Regroupés au sein de sociétés civiles de moyens, ces professionnels disposeraient de techniques minimales de diagnostic comme les « Docteur tests » permettant des dosages biologiques simples, de la possibilité de réaliser des examens cytobactériologiques des urines et une numération formule ou encore l'utilisation du dinamap ou d'un Holster de pression artérielle.
La mise en place de ces « cabinets de groupe nouveau modèle » nécessiterait toutefois des mesures incitatives, notamment en termes de rémunération. Le rapport suggère que les revenus des généralistes puissent, sous réserve d'un cahier des charges précis notamment en termes de permanence des soins et de prévention, être alignés sur ceux des spécialistes sous diverses formes : rémunération forfaitaire pour la prise en charge de maladies chroniques, capitation, bonification au prorata du respect des bonnes pratiques cliniques et des recommandations. Par ailleurs, des dégrèvements de charges locales et fiscales pourraient être envisagées dans l'esprit des zones franches ainsi que des avantages sociaux spécifiques.
La FMC dans les facultés
Pour obtenir ces avantages, ces structures passeraient avec l'assurance-maladie des contrats d'objectifs fixant leurs obligations et le financement de leur activité pourrait être étendue, au-delà de l'activité de soins proprement dite, aux municipalités, régions, et départements.

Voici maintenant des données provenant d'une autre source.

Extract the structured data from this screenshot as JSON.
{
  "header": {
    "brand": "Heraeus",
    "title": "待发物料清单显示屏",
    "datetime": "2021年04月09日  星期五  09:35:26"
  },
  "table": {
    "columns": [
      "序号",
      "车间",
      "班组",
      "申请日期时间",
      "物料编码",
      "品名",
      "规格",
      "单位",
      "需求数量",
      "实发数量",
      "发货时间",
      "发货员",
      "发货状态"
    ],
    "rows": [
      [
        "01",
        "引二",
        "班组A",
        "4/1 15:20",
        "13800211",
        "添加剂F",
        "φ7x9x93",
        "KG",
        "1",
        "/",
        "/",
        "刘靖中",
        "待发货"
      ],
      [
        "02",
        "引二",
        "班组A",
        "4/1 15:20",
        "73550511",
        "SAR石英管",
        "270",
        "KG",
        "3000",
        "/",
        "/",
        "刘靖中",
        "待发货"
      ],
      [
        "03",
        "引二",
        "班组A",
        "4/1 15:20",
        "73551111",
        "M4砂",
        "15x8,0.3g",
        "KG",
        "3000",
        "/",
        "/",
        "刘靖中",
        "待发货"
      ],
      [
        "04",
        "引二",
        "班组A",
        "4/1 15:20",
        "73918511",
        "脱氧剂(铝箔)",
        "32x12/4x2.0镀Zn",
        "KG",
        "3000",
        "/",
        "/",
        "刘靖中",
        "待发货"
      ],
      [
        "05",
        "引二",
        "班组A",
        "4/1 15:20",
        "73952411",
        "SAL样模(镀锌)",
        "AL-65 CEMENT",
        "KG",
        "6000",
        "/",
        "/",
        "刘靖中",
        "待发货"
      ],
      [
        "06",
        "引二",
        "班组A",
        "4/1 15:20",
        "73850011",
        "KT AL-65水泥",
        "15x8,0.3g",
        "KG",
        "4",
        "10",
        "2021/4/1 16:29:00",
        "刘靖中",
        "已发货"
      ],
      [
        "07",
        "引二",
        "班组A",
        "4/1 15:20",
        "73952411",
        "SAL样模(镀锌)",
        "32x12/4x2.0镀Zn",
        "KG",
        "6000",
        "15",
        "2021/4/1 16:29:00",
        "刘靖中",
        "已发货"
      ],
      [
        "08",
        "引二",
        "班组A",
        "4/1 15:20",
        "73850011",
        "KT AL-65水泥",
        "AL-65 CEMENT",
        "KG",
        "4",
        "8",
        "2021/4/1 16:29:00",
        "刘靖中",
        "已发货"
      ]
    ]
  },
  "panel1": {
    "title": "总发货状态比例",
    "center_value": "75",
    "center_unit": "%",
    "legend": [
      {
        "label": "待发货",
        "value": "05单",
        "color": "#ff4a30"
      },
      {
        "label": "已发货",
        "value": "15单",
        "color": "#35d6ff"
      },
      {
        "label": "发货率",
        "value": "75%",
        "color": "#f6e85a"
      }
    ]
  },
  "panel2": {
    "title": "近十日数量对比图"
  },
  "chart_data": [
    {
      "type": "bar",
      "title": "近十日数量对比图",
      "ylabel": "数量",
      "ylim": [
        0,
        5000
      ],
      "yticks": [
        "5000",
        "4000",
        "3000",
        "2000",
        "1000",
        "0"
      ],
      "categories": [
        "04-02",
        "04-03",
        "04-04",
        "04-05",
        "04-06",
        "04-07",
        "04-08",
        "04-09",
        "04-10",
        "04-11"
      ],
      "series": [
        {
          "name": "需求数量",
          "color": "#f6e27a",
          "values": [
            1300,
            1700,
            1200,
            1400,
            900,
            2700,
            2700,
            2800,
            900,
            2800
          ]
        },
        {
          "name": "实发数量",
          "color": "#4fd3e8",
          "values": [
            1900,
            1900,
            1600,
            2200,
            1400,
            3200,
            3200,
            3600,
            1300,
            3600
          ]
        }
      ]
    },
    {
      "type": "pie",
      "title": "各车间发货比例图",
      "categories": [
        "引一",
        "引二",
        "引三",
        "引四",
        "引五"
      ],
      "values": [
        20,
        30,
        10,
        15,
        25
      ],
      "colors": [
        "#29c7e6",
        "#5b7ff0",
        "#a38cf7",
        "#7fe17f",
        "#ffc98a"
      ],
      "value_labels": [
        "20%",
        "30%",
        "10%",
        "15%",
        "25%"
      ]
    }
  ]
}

Mais le rapport insiste aussi sur la formation des médecins généralistes. Au-delà de la modification des programmes du second cycle des études médicales qui est actuellement en cours, le conseil scientifique de la CNAM propose l'introduction d'un stage obligatoire chez un praticien généraliste d'au moins six mois pour tous les étudiants de second cycle. « La formation à la médecine générale doit être l'objectif institutionnel majeur (...) de toutes les facultés et concerne tous les futurs médecins », insiste le rapport, qui souligne le rôle fondamental de la formation continue « dont l'industrie pharmaceutique ne doit plus assurer l'essentiel du financements ».
Dix-huit personnalités
Le Conseil scientifique de la Caisse nationale d'assurance-maladie a été mis en place en septembre 1999 par Jean-Marie Spaeth. Présidé par le Pr Jean-Pierre Etienne, il est composé de dix-huit membres nommés par le directeur et le président de la CNAM, personnalités indépendantes du milieu scientifique et médical.

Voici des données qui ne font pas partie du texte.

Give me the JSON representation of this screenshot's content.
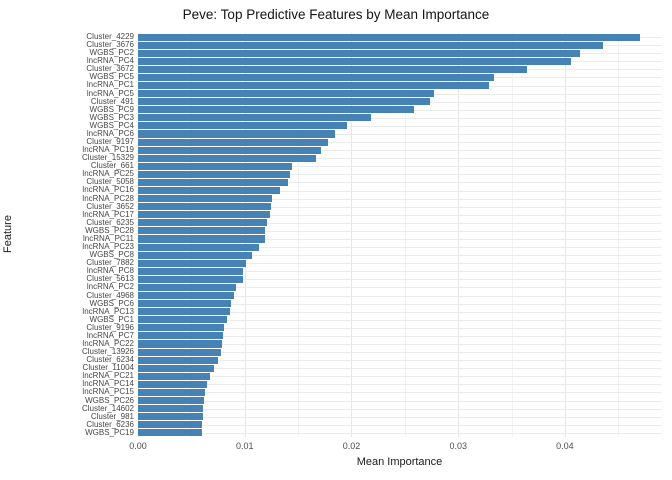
{
  "accent_color": "#4682B4",
  "grid_major_color": "#e6e6e6",
  "grid_minor_color": "#f3f3f3",
  "chart_data": {
    "type": "bar",
    "orientation": "horizontal",
    "title": "Peve: Top Predictive Features by Mean Importance",
    "xlabel": "Mean Importance",
    "ylabel": "Feature",
    "xlim": [
      0,
      0.049
    ],
    "x_tick_values": [
      0,
      0.01,
      0.02,
      0.03,
      0.04
    ],
    "x_tick_labels": [
      "0.00",
      "0.01",
      "0.02",
      "0.03",
      "0.04"
    ],
    "x_minor_values": [
      0.005,
      0.015,
      0.025,
      0.035,
      0.045
    ],
    "grid": "on",
    "legend": "none",
    "bar_color": "#4682B4",
    "categories": [
      "Cluster_4229",
      "Cluster_3676",
      "WGBS_PC2",
      "lncRNA_PC4",
      "Cluster_3672",
      "WGBS_PC5",
      "lncRNA_PC1",
      "lncRNA_PC5",
      "Cluster_491",
      "WGBS_PC9",
      "WGBS_PC3",
      "WGBS_PC4",
      "lncRNA_PC6",
      "Cluster_9197",
      "lncRNA_PC19",
      "Cluster_15329",
      "Cluster_661",
      "lncRNA_PC25",
      "Cluster_5058",
      "lncRNA_PC16",
      "lncRNA_PC28",
      "Cluster_3652",
      "lncRNA_PC17",
      "Cluster_6235",
      "WGBS_PC28",
      "lncRNA_PC11",
      "lncRNA_PC23",
      "WGBS_PC8",
      "Cluster_7882",
      "lncRNA_PC8",
      "Cluster_5613",
      "lncRNA_PC2",
      "Cluster_4968",
      "WGBS_PC6",
      "lncRNA_PC13",
      "WGBS_PC1",
      "Cluster_9196",
      "lncRNA_PC7",
      "lncRNA_PC22",
      "Cluster_13926",
      "Cluster_6234",
      "Cluster_11004",
      "lncRNA_PC21",
      "lncRNA_PC14",
      "lncRNA_PC15",
      "WGBS_PC26",
      "Cluster_14602",
      "Cluster_981",
      "Cluster_6236",
      "WGBS_PC19"
    ],
    "values": [
      0.047,
      0.0436,
      0.0414,
      0.0406,
      0.0364,
      0.0334,
      0.0329,
      0.0277,
      0.0274,
      0.0259,
      0.0218,
      0.0196,
      0.0185,
      0.0178,
      0.0171,
      0.0167,
      0.0144,
      0.0142,
      0.0141,
      0.0133,
      0.0126,
      0.0125,
      0.0124,
      0.0121,
      0.0119,
      0.0119,
      0.0113,
      0.0107,
      0.0101,
      0.0098,
      0.0098,
      0.0092,
      0.009,
      0.0087,
      0.0086,
      0.0083,
      0.0081,
      0.008,
      0.0079,
      0.0078,
      0.0075,
      0.0071,
      0.0067,
      0.0065,
      0.0063,
      0.0062,
      0.0061,
      0.0061,
      0.006,
      0.006
    ]
  }
}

Il est chargé de donner son avis sur les questions scientifiques dont il est saisi par la CNAM, notamment dans le domaine de l'organisation des soins comme l'intérêt médical des nouvelles technologies, les modalités de diffusion aux professionnels des recommandations de bonnes pratiques, les critères d'habilitation à la pratique de certains actes ou encore les aspects techniques et médicaux de nouveaux modes de dispensation des soins. Il donne également son avis sur les projets de recherche financés par la CNAM.
Y siègent actuellement pour une période de trois ans renouvelables les Drs Christian Barbe (chirurgie générale), Gilles Errieau et Didier Seyler (médecine générale), Jean Martin (santé publique), les Prs Geneviève Barrier (anesthésie-réanimation), Claude Béraud (hépato-gastro-entérologie), Jean-Pierre Boissel (pharmacologie), Claude Carbon (médecine interne), Gérard Cathelineau (diabétologie, nutrition, endocrinologie), Jean Escat (chirurgie viscérale), Michèle Fardeau (économie de la santé), François Grémy (biostatistique, informatique), Philippe Rouleau (radiologie), Olivier Saint-Jean (médecine interne, orientation gériatrie), Paul Schaffer (épidémiologie), Edouard Zarifian (psychiatre) et Michel Setbon (sociologie).